Par Nicolas Scheffer le 11/02/2021
Pologne

Dans une interview à TÊTU, l'eurodéputée Terry Reintke appelle la société civile à faire pression sur la Commission européenne. Elle demande des sanctions contre la Pologne dont la politique LGBTphobe enfreint les traités européens.

Pour les personnes qui suivent les institutions européennes et les questions LGBT+, Terry Reintke est un peu une rock star. Depuis son arrivée à Bruxelles, l'eurodéputée allemande tente de mobiliser la société civile pour faire respecter les droits des personnes LGBTQI+ au sein de l'Europe et notamment en Pologne.

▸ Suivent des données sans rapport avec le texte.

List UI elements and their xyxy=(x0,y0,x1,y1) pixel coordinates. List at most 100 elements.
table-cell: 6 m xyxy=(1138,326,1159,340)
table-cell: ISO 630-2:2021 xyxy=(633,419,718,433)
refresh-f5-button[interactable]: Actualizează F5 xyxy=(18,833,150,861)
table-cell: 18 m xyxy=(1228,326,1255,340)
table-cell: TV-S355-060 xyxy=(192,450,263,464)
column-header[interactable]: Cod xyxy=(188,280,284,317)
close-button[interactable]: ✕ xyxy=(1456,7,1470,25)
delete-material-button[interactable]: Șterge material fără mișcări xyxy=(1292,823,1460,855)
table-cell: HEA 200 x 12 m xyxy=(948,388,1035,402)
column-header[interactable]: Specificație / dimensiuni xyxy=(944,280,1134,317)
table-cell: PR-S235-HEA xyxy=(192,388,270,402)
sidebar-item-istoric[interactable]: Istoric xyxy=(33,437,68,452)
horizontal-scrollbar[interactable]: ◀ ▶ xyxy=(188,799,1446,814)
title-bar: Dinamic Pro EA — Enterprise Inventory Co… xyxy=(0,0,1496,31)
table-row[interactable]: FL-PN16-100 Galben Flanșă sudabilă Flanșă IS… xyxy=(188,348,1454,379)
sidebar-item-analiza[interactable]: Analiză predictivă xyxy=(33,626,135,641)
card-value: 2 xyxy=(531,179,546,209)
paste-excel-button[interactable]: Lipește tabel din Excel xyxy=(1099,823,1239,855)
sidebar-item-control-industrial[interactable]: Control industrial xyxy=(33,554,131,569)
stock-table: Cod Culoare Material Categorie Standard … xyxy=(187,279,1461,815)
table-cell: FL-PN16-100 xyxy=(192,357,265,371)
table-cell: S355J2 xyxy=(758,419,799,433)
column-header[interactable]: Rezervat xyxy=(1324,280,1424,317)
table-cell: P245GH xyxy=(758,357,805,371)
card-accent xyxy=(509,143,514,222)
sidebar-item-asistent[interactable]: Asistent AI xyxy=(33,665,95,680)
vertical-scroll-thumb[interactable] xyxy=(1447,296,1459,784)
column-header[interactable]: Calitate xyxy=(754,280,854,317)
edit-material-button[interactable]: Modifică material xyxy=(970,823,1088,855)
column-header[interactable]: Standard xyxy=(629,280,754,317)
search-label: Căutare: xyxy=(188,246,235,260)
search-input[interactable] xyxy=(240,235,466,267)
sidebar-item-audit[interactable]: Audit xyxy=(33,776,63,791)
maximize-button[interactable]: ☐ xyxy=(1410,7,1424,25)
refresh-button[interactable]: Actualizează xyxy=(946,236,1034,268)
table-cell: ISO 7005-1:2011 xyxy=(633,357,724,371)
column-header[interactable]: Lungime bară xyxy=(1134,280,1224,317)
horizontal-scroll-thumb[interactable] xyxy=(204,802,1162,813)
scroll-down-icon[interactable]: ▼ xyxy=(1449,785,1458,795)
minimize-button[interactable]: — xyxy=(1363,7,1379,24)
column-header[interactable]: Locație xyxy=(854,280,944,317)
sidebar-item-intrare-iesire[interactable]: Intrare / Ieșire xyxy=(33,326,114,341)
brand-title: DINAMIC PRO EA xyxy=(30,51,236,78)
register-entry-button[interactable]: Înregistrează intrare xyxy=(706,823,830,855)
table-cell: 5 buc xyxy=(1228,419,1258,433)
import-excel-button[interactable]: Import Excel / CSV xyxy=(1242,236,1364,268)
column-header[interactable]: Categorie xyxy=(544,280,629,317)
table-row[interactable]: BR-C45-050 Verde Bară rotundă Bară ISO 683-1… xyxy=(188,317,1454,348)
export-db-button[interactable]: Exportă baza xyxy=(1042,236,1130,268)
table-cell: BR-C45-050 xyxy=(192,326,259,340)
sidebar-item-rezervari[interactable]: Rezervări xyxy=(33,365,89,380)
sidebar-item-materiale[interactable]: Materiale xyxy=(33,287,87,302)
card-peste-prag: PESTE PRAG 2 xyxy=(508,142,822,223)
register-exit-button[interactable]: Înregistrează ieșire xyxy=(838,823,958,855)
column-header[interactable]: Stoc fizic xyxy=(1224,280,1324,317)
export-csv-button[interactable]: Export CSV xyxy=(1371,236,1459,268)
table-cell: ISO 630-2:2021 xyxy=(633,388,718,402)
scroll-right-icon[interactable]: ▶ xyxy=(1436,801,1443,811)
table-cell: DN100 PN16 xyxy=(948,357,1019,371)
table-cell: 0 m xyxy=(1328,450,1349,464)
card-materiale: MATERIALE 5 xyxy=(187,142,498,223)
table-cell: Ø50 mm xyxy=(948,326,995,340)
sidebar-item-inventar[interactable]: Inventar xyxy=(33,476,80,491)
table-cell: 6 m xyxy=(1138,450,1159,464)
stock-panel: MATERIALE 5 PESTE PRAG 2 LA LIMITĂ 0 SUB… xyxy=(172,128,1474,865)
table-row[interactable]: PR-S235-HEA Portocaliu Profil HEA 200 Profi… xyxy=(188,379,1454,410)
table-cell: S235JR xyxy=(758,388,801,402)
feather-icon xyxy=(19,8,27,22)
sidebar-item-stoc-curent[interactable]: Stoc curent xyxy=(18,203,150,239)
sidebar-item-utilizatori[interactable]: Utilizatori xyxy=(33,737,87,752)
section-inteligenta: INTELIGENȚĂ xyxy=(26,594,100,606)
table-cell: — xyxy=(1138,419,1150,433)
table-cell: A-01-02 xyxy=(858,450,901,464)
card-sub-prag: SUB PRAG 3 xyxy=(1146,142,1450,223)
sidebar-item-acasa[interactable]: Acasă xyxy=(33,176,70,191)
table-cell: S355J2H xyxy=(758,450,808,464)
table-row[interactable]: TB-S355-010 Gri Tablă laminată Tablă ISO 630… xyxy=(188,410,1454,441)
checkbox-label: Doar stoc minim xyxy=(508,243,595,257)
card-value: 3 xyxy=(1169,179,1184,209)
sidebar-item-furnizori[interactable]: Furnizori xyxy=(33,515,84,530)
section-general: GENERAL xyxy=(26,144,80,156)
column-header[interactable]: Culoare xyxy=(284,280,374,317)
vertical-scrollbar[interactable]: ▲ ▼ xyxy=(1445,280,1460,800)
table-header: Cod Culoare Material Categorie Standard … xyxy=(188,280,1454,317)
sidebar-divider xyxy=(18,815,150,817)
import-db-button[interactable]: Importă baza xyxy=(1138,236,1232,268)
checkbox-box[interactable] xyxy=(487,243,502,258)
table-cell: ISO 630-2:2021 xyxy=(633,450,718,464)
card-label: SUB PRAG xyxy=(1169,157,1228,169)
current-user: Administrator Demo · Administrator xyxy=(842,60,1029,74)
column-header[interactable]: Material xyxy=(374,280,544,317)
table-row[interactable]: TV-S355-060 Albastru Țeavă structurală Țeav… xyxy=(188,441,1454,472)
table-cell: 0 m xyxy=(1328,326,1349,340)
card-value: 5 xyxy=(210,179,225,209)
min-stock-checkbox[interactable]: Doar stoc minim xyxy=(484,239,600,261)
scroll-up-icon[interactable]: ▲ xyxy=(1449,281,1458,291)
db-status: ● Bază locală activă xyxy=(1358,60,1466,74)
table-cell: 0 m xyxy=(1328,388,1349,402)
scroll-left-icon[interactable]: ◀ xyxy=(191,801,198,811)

Dernier exemple en date, un hashtag qu'elle a partagé avec des centaines d'activistes de partout en Europe. #InfringementNow demandent les militants et élus pro-LGBTQI+, littéralement "infraction maintenant". En résumé, ils et elles entendent pousser la Commission à s'attaquer au gouvernement polonais qui bafoue quotidiennement les droits des personnes LGBTQI+, transgressant ainsi les lois européennes. Dernier épisode en date, des militantes ont été jugées pour avoir... simplement représenté la Vierge auréolée du drapeau de l'arc-en-ciel.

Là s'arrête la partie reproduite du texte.